Just last week, an elderly woman asked me if I really intended to keep Brave. She said it wasn’t fair, because she needed him. Laughing, I told her, yes, I plan on keeping him, then pulled my beloved puppy into my chest. She has no idea how much I need him. In more than one way, he saved my life.
One of the reasons that Brave and I got involved in pet therapy visits is because of the role Brave played in my recovery from anorexia. I had been a compulsive, long distance runner for several years and despite the advice of counselors and nutritionists, I felt physically unable to relinquish the addiction.
Lies rambled nonstop through my head, “If you don’t run as many miles as you did last week, you’ll be fat by the time you wake up tomorrow.”
When I got Brave, he was only five pounds; there was no way he could manage to keep up on my runs. But he did need exercise and I felt magnetically drawn to spend every spare minute with this little bundle of life. Almost over night, and almost unintentionally, I reduced my runs to leisurely walks. And guess what? I didn’t get fat!
By the time Brave came to live with me, I’d been in and out of vicious battles with anorexia for fifteen years. My family and my husband were tired, exhausted from the strain of worry and frustrated by their inability to help me get well.
I’m walking in health now, but I still struggle sometimes. And to this day, Brave never tires of my occasional tears or a lingering irrational fear of food.
One of the most surprising ways that Brave has helped me recover is simply in the fact that I have to feed him. At first I was paranoid that I might feed him too much. I hated the thought of owning a fat dog. Suddenly, I realized I was projecting my own fear onto my dog and I could see with clarity that going hungry could hurt him, even kill him, something I had a hard time believing about myself.

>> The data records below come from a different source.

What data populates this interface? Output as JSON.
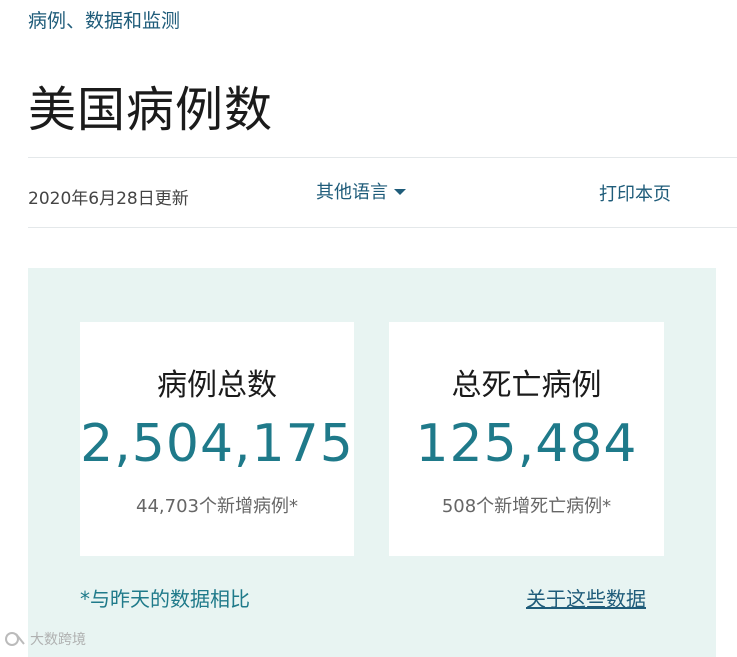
{
  "breadcrumb": "病例、数据和监测",
  "page_title": "美国病例数",
  "toolbar": {
    "updated": "2020年6月28日更新",
    "language_label": "其他语言",
    "print_label": "打印本页"
  },
  "cards": [
    {
      "title": "病例总数",
      "value": "2,504,175",
      "subtitle": "44,703个新增病例*"
    },
    {
      "title": "总死亡病例",
      "value": "125,484",
      "subtitle": "508个新增死亡病例*"
    }
  ],
  "footnote": "*与昨天的数据相比",
  "about_link": "关于这些数据",
  "watermark": "大数跨境",
  "colors": {
    "link": "#1f5c7a",
    "value": "#1f7a8a",
    "panel_bg": "#e8f4f2"
  },
  "icons": {
    "caret": "chevron-down-icon",
    "watermark": "watermark-logo-icon"
  }
}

More than once, as dogs will do, Brave has found his way into the cat food or a patient at the nursing home has given him her whole lunch. On those days, his little sides are distended, but he seems unaffected by the momentary experience of fulness. Within a day, his stomach recedes to its normal boundaries and his happy life goes on. To think that being full is not the end of the world!
I’ve taken so many lessons from my four-legged friend. Yes, I’m thrilled to share his encouragement with others, but I’m fully aware of the gift God has given me in this little dog. I’m grateful, and I intend to keep him.